Prosecutors in Williams’ authentic trial alleged he broke into Gayle’s house in August 1998 and stabbed her 43 instances with a big butcher knife, in line with courtroom paperwork. Her purse and her husband’s laptop computer have been stolen after the assault.

The kitchen knife used within the killing was left lodged in Gayle’s physique, in line with courtroom paperwork.
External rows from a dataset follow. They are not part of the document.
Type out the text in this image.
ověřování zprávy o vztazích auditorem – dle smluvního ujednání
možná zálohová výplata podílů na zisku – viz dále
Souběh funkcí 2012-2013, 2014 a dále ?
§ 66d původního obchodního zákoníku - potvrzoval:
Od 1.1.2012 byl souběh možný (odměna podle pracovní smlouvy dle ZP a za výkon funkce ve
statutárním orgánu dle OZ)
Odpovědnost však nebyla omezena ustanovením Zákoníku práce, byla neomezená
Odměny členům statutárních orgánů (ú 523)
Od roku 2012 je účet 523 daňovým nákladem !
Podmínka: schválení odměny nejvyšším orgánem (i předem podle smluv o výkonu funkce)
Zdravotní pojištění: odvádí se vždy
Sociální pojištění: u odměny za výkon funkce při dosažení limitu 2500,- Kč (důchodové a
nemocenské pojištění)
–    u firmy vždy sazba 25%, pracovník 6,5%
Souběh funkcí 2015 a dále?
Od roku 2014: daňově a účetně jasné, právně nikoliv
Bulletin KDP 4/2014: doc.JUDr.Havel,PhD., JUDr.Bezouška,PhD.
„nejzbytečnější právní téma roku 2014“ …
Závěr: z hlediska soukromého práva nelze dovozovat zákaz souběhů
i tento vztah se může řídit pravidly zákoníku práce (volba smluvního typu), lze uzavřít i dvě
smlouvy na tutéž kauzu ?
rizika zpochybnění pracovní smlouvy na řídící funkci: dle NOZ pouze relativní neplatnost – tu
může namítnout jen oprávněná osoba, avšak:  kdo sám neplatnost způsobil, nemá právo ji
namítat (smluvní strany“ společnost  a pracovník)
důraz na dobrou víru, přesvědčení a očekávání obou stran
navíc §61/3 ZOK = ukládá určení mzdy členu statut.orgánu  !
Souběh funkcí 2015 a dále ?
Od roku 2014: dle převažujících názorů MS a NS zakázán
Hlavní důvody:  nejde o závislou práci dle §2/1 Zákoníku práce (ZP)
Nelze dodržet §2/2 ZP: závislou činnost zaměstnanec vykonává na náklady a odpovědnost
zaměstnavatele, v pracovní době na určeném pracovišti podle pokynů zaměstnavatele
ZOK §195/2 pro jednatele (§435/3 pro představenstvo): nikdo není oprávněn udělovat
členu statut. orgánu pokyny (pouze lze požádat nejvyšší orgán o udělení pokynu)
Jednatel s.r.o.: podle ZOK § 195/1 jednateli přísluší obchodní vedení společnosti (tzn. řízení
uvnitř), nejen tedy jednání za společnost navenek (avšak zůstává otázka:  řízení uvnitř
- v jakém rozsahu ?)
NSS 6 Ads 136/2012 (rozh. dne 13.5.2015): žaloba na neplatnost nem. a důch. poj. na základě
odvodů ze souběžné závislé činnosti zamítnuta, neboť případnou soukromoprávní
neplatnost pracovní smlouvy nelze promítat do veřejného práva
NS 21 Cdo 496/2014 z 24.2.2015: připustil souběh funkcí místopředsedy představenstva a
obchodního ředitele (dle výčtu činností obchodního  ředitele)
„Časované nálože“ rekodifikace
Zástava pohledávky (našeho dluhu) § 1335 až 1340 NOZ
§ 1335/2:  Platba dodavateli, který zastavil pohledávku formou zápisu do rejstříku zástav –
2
Blood, hair, fingerprints and shoe prints believed to belong to the perpetrator have been discovered across the house.

Williams’ protection claimed that his DNA was by no means discovered on the homicide weapon and two unidentified sources of DNA would lead investigators to the precise killer.

In DNA proof found in August, it was discovered that the previous prosecutor and investigator who litigated the unique trial didn’t put on gloves when dealing with the homicide weapon, leaving their DNA on the knife, revealing the sources of the unidentified DNA, which didn’t belong to an unidentified killer.

In his assertion Monday, Parson accused Williams’ attorneys of making an attempt to “muddy the waters about DNA proof” with claims which have beforehand been rejected by the courts.

“Nothing from the true information of this case have led me to consider in Mr. Williams’ innocence,” Parson mentioned.

Williams’ execution marks the third in Missouri this 12 months and the a hundredth because the state reinstated capital punishment in 1989.

ABC Information’ Abigail Cruz and Tesfaye Negussie contributed to this report.